The Language Acquisition Facility provides up-to-date technical support to researchers that wish to work on children's language development. Digital video recording equipment and sound recording equipment are available for data collection and analysis. This facility also hosts a large toy library, assembled over the years to provide props for our experimental studies with children. The staff members who are responsible for this facility are Professor Rosalind Thornton and Professor Stephen Crain, Dr. Iain Giblin and Dr. Loes Koring.

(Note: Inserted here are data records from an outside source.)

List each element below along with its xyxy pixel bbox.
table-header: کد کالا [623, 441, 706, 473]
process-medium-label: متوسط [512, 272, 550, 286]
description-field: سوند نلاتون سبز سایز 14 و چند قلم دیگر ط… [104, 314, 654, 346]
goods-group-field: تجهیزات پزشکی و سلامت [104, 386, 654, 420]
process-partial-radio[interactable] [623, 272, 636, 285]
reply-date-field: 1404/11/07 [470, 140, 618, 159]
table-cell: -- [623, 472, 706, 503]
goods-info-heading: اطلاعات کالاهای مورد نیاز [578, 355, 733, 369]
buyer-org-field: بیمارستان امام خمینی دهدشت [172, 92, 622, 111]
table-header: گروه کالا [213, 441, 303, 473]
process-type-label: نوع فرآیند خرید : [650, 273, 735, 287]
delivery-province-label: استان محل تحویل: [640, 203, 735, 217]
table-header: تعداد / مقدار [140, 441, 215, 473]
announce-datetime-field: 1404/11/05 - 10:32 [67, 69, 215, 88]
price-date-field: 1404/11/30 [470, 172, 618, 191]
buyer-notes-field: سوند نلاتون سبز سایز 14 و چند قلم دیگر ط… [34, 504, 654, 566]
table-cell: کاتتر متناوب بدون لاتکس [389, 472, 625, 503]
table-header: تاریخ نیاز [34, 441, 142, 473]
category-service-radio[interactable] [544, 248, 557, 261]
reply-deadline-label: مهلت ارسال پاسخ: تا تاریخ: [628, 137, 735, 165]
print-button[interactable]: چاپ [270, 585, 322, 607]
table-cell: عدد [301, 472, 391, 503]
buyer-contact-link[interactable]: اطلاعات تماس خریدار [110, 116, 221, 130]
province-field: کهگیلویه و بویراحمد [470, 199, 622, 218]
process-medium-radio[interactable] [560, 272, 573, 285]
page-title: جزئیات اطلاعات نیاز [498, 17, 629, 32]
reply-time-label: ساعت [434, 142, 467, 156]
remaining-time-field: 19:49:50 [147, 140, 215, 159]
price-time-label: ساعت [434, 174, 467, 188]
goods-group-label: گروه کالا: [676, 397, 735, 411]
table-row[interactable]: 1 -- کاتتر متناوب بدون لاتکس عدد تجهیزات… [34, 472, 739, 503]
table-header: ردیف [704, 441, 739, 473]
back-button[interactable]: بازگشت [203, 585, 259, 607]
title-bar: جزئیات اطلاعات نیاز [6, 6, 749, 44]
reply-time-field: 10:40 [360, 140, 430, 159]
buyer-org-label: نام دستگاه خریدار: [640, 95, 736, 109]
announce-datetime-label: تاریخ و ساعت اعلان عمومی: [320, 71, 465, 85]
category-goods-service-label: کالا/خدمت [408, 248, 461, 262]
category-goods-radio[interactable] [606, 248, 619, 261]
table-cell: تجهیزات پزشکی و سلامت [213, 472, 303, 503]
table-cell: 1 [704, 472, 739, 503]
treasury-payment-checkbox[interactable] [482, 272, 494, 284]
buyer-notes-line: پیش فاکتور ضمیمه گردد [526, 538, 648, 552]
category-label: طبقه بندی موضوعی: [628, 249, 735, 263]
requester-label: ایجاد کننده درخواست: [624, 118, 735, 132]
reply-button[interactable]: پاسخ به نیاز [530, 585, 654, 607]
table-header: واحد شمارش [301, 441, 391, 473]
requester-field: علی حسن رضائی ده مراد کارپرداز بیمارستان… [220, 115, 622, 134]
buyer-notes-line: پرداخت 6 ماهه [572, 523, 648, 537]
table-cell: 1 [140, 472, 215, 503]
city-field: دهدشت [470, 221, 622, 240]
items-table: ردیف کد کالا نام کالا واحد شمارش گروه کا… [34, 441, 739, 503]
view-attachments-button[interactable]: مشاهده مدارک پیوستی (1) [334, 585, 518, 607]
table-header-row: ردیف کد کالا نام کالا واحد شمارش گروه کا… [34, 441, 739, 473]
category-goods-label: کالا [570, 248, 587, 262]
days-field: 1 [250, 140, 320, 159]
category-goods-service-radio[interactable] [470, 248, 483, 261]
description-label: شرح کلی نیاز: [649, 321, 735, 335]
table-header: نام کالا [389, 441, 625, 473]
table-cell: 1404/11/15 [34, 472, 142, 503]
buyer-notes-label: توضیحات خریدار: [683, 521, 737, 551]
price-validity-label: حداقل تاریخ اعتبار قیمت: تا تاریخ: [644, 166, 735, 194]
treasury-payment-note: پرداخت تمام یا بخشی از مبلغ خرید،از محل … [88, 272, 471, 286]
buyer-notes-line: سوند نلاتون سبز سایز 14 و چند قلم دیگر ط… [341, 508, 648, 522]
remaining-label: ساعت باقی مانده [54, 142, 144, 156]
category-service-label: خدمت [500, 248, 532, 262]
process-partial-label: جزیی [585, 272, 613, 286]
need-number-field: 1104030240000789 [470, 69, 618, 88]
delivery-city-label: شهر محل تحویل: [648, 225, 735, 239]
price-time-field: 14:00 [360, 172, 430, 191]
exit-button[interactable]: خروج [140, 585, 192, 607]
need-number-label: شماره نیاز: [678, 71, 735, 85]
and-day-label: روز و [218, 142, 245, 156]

The Language Acquisition Facility in the Australia Hearing Hub provides a welcoming environment for studies with children aged 18 months and upwards. There is a waiting room for children across the hallway. The Language Acquisition Lab has a child-friendly room where we can conduct our language studies with children. We also go to a variety of child care centres and carry out our investigations about child language acquisition on site.

Current Projects

Our researchers work on children’s acquisition of morphology, syntax, semantics and pragmatics. Much of the research in our lab has focused around children's acquisition of logical words such as 'or' and 'and' and how these words are interpreted in different sentence contexts in different languages. Recently, members of our team have been investigating how these logical words function in English, Mandarin Chinese and Japanese. Another topic we have been working on is ‘recursion’. We want to know whether children are able to embed a phrase of one type into another phrase of the same type. For example, can children produce one possessive phrase inside another possessive phrase in phrases like ‘Elmo’s sister’s cat’? This is of interest because the ability to use recursion is said to be a uniquely human property. Other topics our group has worked on are negation, question structures, and the interpretation of complex sentences containing words like ‘every’, and ‘some’.

We have a lively team of research students and collaborators, and we welcome new students who are interested in joining us on this and other related projects on the acquisition of syntax and semantics. Our current students work on English, Japanese and Mandarin Chinese, but we welcome students who speak other languages too.